Parece que essa foi a gota d’água porque de uma hora para a outra alguns vizinhos resolveram intervir. Luzes nas casas vinhas se acenderam e era possível ouvir alguns gritos de reclamação.

– Vai dormir, babaca! – Luiz ouviu de uma casa azul do outro lado da rua. Enquanto o vizinho da janela que antes estava acesa apareceu na sacada e gritou em sua direção:

– Clara viajou!

Os cachorros da vizinhança também resolveram se manifestar, os gatos começaram a miar e, se não estivesse tão grogue Luiz podia jurar que ouvia um galo. Mas nenhum sinal de vida vinha da casa de Clara.

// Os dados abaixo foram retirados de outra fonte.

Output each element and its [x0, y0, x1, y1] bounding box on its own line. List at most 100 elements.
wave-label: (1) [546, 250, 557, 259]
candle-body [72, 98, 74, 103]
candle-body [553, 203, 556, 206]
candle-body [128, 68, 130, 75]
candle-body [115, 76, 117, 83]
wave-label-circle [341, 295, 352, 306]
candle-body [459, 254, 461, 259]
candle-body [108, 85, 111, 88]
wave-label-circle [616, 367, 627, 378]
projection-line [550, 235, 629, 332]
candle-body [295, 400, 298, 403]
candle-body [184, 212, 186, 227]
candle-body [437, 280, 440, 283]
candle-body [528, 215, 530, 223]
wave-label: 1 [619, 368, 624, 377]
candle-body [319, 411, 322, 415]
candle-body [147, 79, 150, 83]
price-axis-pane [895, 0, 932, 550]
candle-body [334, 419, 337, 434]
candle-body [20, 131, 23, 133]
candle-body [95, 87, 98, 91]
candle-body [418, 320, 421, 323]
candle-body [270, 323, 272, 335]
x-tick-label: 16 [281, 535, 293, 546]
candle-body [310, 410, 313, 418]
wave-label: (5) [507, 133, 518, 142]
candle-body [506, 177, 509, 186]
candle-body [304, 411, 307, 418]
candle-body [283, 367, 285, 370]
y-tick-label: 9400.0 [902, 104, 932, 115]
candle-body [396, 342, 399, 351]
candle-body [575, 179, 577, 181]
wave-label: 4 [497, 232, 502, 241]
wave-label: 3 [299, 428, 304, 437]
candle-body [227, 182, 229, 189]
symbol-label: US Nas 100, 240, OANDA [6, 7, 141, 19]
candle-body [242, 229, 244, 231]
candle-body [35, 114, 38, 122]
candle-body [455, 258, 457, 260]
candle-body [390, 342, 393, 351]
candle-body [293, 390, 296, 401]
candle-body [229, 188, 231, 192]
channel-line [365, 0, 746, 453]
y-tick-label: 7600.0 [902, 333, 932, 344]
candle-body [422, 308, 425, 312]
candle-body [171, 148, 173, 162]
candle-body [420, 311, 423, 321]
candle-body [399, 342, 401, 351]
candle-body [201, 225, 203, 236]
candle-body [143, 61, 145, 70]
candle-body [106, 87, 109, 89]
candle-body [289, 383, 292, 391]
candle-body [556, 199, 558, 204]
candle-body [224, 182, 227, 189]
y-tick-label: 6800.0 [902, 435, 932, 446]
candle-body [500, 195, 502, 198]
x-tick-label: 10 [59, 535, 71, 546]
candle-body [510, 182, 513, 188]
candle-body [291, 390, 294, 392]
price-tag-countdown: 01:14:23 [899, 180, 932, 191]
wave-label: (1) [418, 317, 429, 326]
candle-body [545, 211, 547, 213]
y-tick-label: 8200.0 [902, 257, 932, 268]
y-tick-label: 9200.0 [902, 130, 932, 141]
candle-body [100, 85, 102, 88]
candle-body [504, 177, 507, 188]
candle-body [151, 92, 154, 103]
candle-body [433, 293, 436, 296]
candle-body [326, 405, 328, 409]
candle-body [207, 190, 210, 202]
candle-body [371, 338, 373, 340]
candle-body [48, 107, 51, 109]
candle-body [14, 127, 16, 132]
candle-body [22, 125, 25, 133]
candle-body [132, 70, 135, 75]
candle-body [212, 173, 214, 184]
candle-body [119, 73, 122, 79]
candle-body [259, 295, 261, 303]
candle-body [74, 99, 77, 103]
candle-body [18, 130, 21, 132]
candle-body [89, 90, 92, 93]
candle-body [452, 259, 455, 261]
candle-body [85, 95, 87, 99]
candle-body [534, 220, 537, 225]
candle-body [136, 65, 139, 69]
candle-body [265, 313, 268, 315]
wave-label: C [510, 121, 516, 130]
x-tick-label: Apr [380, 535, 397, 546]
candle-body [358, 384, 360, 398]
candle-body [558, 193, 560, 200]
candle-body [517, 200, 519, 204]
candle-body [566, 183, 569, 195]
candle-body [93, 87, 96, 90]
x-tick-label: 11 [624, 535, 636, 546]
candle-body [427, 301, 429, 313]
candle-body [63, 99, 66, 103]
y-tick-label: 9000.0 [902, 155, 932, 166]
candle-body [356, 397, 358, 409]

Agora ele estava pequeno, franzino, encolhido no canto do passeio, ainda com uma lata de cerveja na mão e o celular na outra. Queria desaparecer, se arrependeu do show que estava dando e agora morria de vergonha. Sua casa com o cheiro da rejeição que carregava em si, por alguns instantes lhe pareceu uma ideia melhor do que a rua pública.

Olhou mais uma vez para a janela dela, analisou se pular o muro cheio de plantas valeria a pena, mas tinha certeza que se tentasse sairia dali sem um braço ou uma perna. Olhou ao seu redor, o vizinho da casa ao lado ainda estava na sacada. Outras luzes agora também acendiam nas casas, mas da janela do segundo andar da casa da frente não vinha nenhuma comunicação. Será que ela havia esquecido o celular? Onde estavam os pais dela que não vinham consolar ele? Será que aquela dor no peito que vinha sentindo há dias iria passar algum dia?

Jogou a lata de cerveja na rua e foi andando rumo ao ponto de ônibus, para voltar para casa. Sua vergonha o arrastou dali.

Enquanto atrás da janela, dentre as persianas, Clara observava seus passos sob a luz do poste. Ele agora iria embora e o seu coração podia se acalmar. Pensou que tinha sido bom que seus pais tinham viajado nesse fim de semana. Amanhã teria que encontrar os vizinhos curiosos e fingir que nada tinha acontecido, diria que não estava ali. Acabou.